Background: Tuberculosis (TB) is the second leading cause of mortality worldwide being
a highly contagious and insidious illness caused by Mycobacterium tuberculosis, Mtb. Additionally,
the emergence of multidrug-resistant and extensively drug-resistant strains of Mtb, together with significant
levels of co-infection with HIV and TB (HIV/TB) make the search for new antitubercular
drugs urgent and challenging.
Methods: This work was based on the hypothesis that an active compound could be obtained if substituents
present in some other active compounds were attached on a core of an important structure,
in this case the indole scaffold, thus generating a hybrid compound. A QSAR-oriented design based
on classification and regression models along with the estimation of physicochemical and biological
properties have also been used to assist in the selection of compounds. Chosen compounds were synthesized
using various synthetic procedures and evaluated against M. tuberculosis H37Rv strain.

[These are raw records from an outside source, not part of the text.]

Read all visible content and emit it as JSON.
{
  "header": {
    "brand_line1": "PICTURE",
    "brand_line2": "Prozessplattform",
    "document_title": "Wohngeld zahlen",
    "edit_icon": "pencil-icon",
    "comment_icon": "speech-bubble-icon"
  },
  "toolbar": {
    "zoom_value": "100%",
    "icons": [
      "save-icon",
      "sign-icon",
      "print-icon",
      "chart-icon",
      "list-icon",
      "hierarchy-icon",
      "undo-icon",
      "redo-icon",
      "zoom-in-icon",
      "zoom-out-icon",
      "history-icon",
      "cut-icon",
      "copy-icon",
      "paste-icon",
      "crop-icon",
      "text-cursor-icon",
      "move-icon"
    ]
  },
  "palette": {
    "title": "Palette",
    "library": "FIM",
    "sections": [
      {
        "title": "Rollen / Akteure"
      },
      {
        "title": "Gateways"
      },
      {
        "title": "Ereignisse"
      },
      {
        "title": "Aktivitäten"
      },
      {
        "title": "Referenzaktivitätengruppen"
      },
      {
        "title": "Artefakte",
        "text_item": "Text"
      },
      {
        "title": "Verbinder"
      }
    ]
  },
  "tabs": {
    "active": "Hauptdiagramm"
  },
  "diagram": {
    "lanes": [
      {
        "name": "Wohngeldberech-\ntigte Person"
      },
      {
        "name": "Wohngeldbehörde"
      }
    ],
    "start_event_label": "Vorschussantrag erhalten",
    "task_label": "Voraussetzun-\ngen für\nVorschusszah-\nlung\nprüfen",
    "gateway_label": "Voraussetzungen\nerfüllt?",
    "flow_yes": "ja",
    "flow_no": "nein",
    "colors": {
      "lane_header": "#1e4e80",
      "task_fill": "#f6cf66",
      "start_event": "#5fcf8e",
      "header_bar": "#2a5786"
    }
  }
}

Results: Selected compounds possess substituents at positions C5, C2 and N1 of the indole ring. The
substituents involve p-halophenyl, pyridyl, benzyloxy and benzylamine groups. Four compounds
were synthesised using suitable synthetic procedures to attain the desired substitution at the indole
core. From these, three compounds are new and have been fully characterized, and tested in vitro
against the H37Rv ATCC27294T Mtb strain, using isoniazid as a control. One of them, compound 2,
with the pyridyl group at N1, has an experimental log (1/MIC) very close to 5 and can be considered
as being (weakly) active. In fact, it is more active than 64% of all indole molecules in our data sets of
experimental results from literature. The most active indole in this data sets has log(1/MIC)=5.93
with only 6 compounds with log(1/MIC) above 5.5.
Conclusion: Despite the lower activity found for the tested compounds, when compared to other reported
indole-derivatives, these structures, which rely on a hybrid design concept, may constitute interesting
scaffolds to prepare a new family of TB inhibitors with improved activity.